In a time when making a PC game without online capabilities is suicide, having a generous pool of out-of-house testers is an invaluable asset to a company. Any gaming company with enough skill in marketing to create the slightest amount of buzz about their upcoming game is sure to have more than enough hands to make quick work of the network and non-ai testable features of the game. For a given game beta, who knows how many will apply? Certainly more than are needed. So who gets to play, and who gets the shaft? More importantly, why?
Personally, I’ve filled out so many applications for game betas that it doesn’t even phase me any more: I probably won’t win, but at least I can show my support for the game. I know that the person who will win in my stead likely has more hours per day to devote to the game, more background in beta testing games in general, and has probably even played through far more games than me in his lifetime. However, in all likelihood, this person will probably have a smaller social network, and will thus not be able to market the game as effectively as I could if I were chosen. So who is the right person to pick in this (somewhat polar, contrived) situation? Do you want someone to find bugs in the game, someone who will ceaselessly play the game for you so you can log his every move and figure out where the bugs are?
This person basically serves the same purpose as any well-scripted bot that the company can produce themselves; the only difference is that the human can be used to balance more aspects of the game, since it’s terribly difficult to script intelligence in bots to the point where weapons, maps, and other niche aspects can be balanced effectively. They’ll raise their own skill in the game and be better at it when it releases, and maybe even discourage some new players from continuing their patronage. This last scenario doesn’t matter in a one-time-fee game, but for online subscriptions it matters a great deal. Most subscription games, however, don’t allow persistence of your character from beta to release anyway.
On the other hand, there is the semi-hardcore gamer who will spend enough time playing your game to have made it worth your while in ways other than finding bugs. He still might find a bug or two, or at least get himself into a strange situation which will give you a good enough stack trace to figure out where the bug is. But, more importantly, and perhaps more valuably, he will talk with his friends about the game, raise hype, network socially with others online (and in person) and probably do more to promote the game in general than the introvert in the first example. To me, this seems a more valuable person to choose.
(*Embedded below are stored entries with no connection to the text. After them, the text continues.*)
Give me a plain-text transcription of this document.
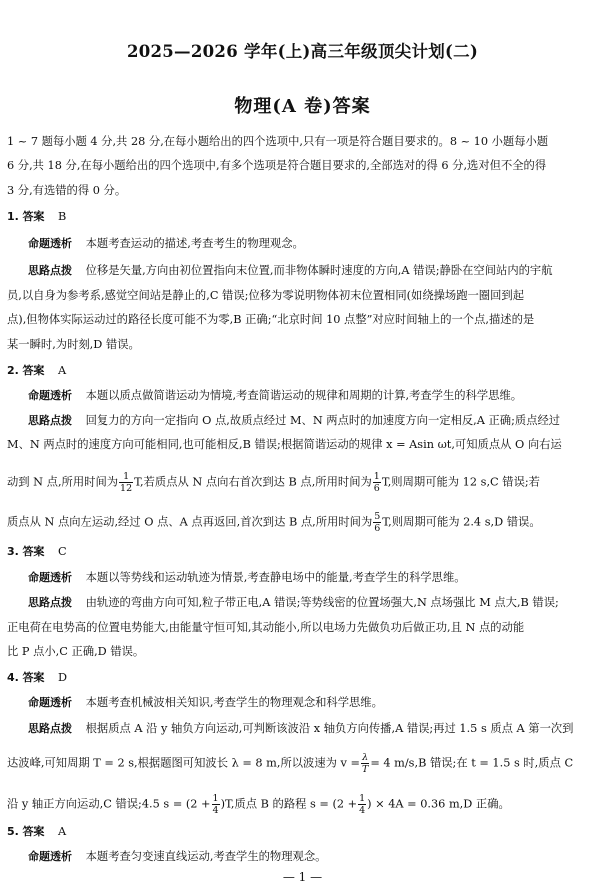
2025—2026 学年(上)高三年级顶尖计划(二)
物理(A 卷)答案
1 ~ 7 题每小题 4 分,共 28 分,在每小题给出的四个选项中,只有一项是符合题目要求的。8 ~ 10 小题每小题
6 分,共 18 分,在每小题给出的四个选项中,有多个选项是符合题目要求的,全部选对的得 6 分,选对但不全的得
3 分,有选错的得 0 分。
1. 答案 B
命题透析 本题考查运动的描述,考查考生的物理观念。
思路点拨 位移是矢量,方向由初位置指向末位置,而非物体瞬时速度的方向,A 错误;静卧在空间站内的宇航
员,以自身为参考系,感觉空间站是静止的,C 错误;位移为零说明物体初末位置相同(如绕操场跑一圈回到起
点),但物体实际运动过的路径长度可能不为零,B 正确;“北京时间 10 点整”对应时间轴上的一个点,描述的是
某一瞬时,为时刻,D 错误。
2. 答案 A
命题透析 本题以质点做简谐运动为情境,考查简谐运动的规律和周期的计算,考查学生的科学思维。
思路点拨 回复力的方向一定指向 O 点,故质点经过 M、N 两点时的加速度方向一定相反,A 正确;质点经过
M、N 两点时的速度方向可能相同,也可能相反,B 错误;根据简谐运动的规律 x = Asin ωt,可知质点从 O 向右运
动到 N 点,所用时间为 $\frac{1}{12} T$,若质点从 N 点向右首次到达 B 点,所用时间为 $\frac{1}{6} T$,则周期可能为 12 s,C 错误;若
质点从 N 点向左运动,经过 O 点、A 点再返回,首次到达 B 点,所用时间为 $\frac{5}{6} T$,则周期可能为 2.4 s,D 错误。
3. 答案 C
命题透析 本题以等势线和运动轨迹为情景,考查静电场中的能量,考查学生的科学思维。
思路点拨 由轨迹的弯曲方向可知,粒子带正电,A 错误;等势线密的位置场强大,N 点场强比 M 点大,B 错误;
正电荷在电势高的位置电势能大,由能量守恒可知,其动能小,所以电场力先做负功后做正功,且 N 点的动能
比 P 点小,C 正确,D 错误。
4. 答案 D
命题透析 本题考查机械波相关知识,考查学生的物理观念和科学思维。
思路点拨 根据质点 A 沿 y 轴负方向运动,可判断该波沿 x 轴负方向传播,A 错误;再过 1.5 s 质点 A 第一次到
达波峰,可知周期 T = 2 s,根据题图可知波长 λ = 8 m,所以波速为 $v = \frac{\lambda}{T} = 4$ m/s,B 错误;在 t = 1.5 s 时,质点 C
沿 y 轴正方向运动,C 错误;4.5 $s = (2 + \frac{1}{4} )T$,质点 B 的路程 $s = (2 + \frac{1}{4}$ ) × 4A = 0.36 m,D 正确。
5. 答案 A
命题透析 本题考查匀变速直线运动,考查学生的物理观念。
— 1 —
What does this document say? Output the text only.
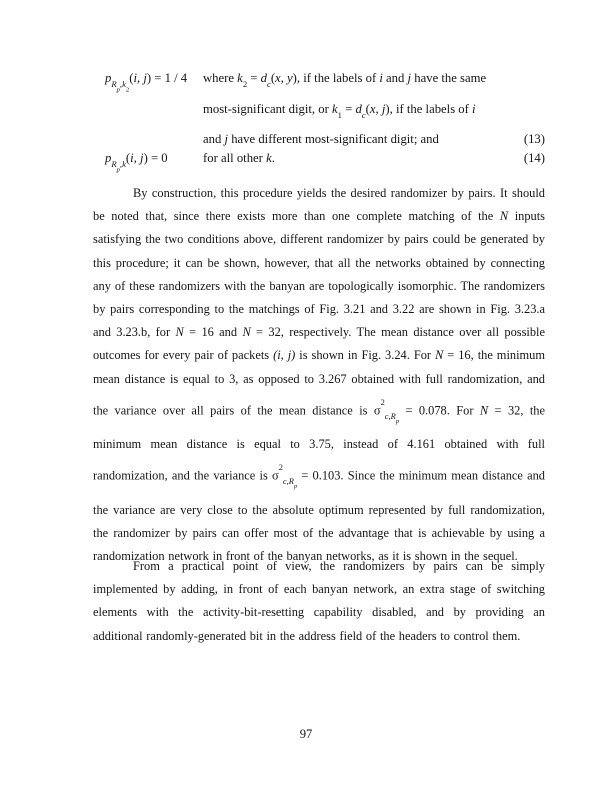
$p_{Rp,k2}(i$, j) = 1 / 4 where $k_2 = d_c(x$, y), if the labels of i and j have the same
most-significant digit, or $k_1 = d_c(x$, j), if the labels of i
(13)
and j have different most-significant digit; and
$p_{Rp,k}(i$, j) = 0	for all other k.	(14)

By construction, this procedure yields the desired randomizer by pairs. It should be noted that, since there exists more than one complete matching of the N inputs satisfying the two conditions above, different randomizer by pairs could be generated by this procedure; it can be shown, however, that all the networks obtained by connecting any of these randomizers with the banyan are topologically isomorphic. The randomizers by pairs corresponding to the matchings of Fig. 3.21 and 3.22 are shown in Fig. 3.23.a and 3.23.b, for N = 16 and N = 32, respectively. The mean distance over all possible outcomes for every pair of packets (i, j) is shown in Fig. 3.24. For N = 16, the minimum mean distance is equal to 3, as opposed to 3.267 obtained with full randomization, and the variance over all pairs of the mean distance is $\sigma^2_{c,Rp} = 0.078$. For N = 32, the minimum mean distance is equal to 3.75, instead of 4.161 obtained with full randomization, and the variance is $\sigma^2_{c,Rp} = 0.103$. Since the minimum mean distance and the variance are very close to the absolute optimum represented by full randomization, the randomizer by pairs can offer most of the advantage that is achievable by using a randomization network in front of the banyan networks, as it is shown in the sequel.

From a practical point of view, the randomizers by pairs can be simply implemented by adding, in front of each banyan network, an extra stage of switching elements with the activity-bit-resetting capability disabled, and by providing an additional randomly-generated bit in the address field of the headers to control them.

97
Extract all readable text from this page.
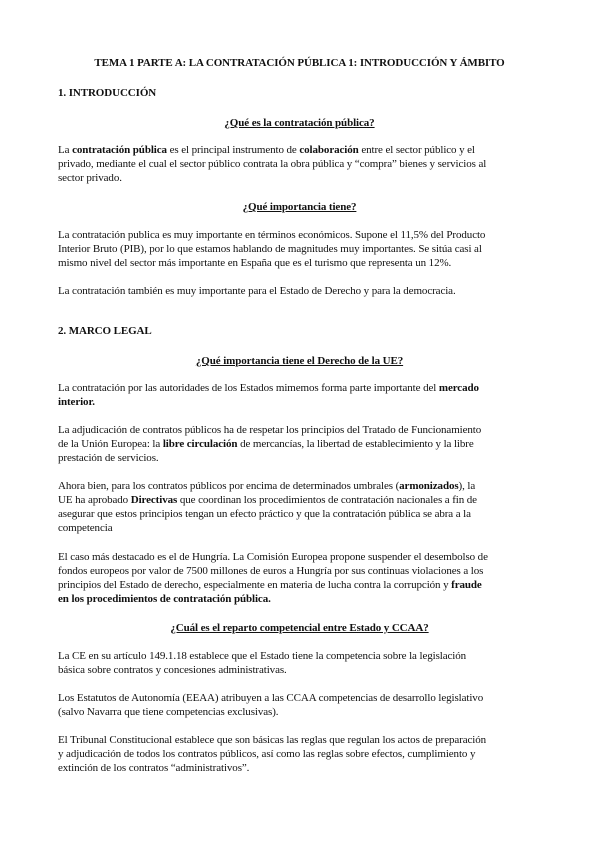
TEMA 1 PARTE A: LA CONTRATACIÓN PÚBLICA 1: INTRODUCCIÓN Y ÁMBITO
1. INTRODUCCIÓN
¿Qué es la contratación pública?
La contratación pública es el principal instrumento de colaboración entre el sector público y el
privado, mediante el cual el sector público contrata la obra pública y “compra” bienes y servicios al
sector privado.
¿Qué importancia tiene?
La contratación publica es muy importante en términos económicos. Supone el 11,5% del Producto
Interior Bruto (PIB), por lo que estamos hablando de magnitudes muy importantes. Se sitúa casi al
mismo nivel del sector más importante en España que es el turismo que representa un 12%.
La contratación también es muy importante para el Estado de Derecho y para la democracia.
2. MARCO LEGAL
¿Qué importancia tiene el Derecho de la UE?
La contratación por las autoridades de los Estados mimemos forma parte importante del mercado
interior.
La adjudicación de contratos públicos ha de respetar los principios del Tratado de Funcionamiento
de la Unión Europea: la libre circulación de mercancías, la libertad de establecimiento y la libre
prestación de servicios.
Ahora bien, para los contratos públicos por encima de determinados umbrales (armonizados), la
UE ha aprobado Directivas que coordinan los procedimientos de contratación nacionales a fin de
asegurar que estos principios tengan un efecto práctico y que la contratación pública se abra a la
competencia
El caso más destacado es el de Hungría. La Comisión Europea propone suspender el desembolso de
fondos europeos por valor de 7500 millones de euros a Hungría por sus continuas violaciones a los
principios del Estado de derecho, especialmente en materia de lucha contra la corrupción y fraude
en los procedimientos de contratación pública.
¿Cuál es el reparto competencial entre Estado y CCAA?
La CE en su artículo 149.1.18 establece que el Estado tiene la competencia sobre la legislación
básica sobre contratos y concesiones administrativas.
Los Estatutos de Autonomía (EEAA) atribuyen a las CCAA competencias de desarrollo legislativo
(salvo Navarra que tiene competencias exclusivas).
El Tribunal Constitucional establece que son básicas las reglas que regulan los actos de preparación
y adjudicación de todos los contratos públicos, así como las reglas sobre efectos, cumplimiento y
extinción de los contratos “administrativos”.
I say all of this because of a trend that seems to happen in gaming these days. Too many times, on too many beta applications there are so many small, finicky, nit-picky questions that are clearly there to weed out those who haven’t already beta-tested for 10 games in the past. How many games do you play in a given week? How many of those games are online? If this is an MMO/RPG, how many MMO/RPGs have you played in the past? Which ones have you spend more than 100 days playing? It’s questions like these which make it very obvious exactly what the company is looking for. However, none of these questions will yield anyone like the person from the second example, the socialite. If you want someone to actually test your game, fine. If you think your company is strong enough that it can’t use some free marketing (and really, who is so big that they can say that? if they can say that, then they probably won’t be staying big for very long).
In my opinion, the “beta test” marketing scheme is one of the best, as it gets people excited about your upcoming game. It gets people talking. If it’s a bad game, then bad news and reviews will come out before you’re even done. So what? For those who remember, the upcoming game Tabula Rasa was completely different in it’s first phase than it is now. It was so bad, so bland, so generic that the team actually listened to the people who would be playing the game and re-did it in it’s entirety. Now, that’s what I call useful beta test information. Alternatively, a game getting strongly positive hype in beta (a la, WoW, Halo 3, FFXI, EverQuest, need I go on?) will produce (I predict) a far greater stream of revenue in the beginning of the game’s life cycle than would a game without this same hype.
I’m not saying that game companies shouldn’t try their best to get the best candidates for the job; all I’m saying is that sometimes the best candidate for the job isn’t the introverted, downward-spiral game “g33k” who skips his own wedding for a raid. Sometimes, the best person for the job is the person who will make you the most money. Bugs can be fixed, but a game never releases twice.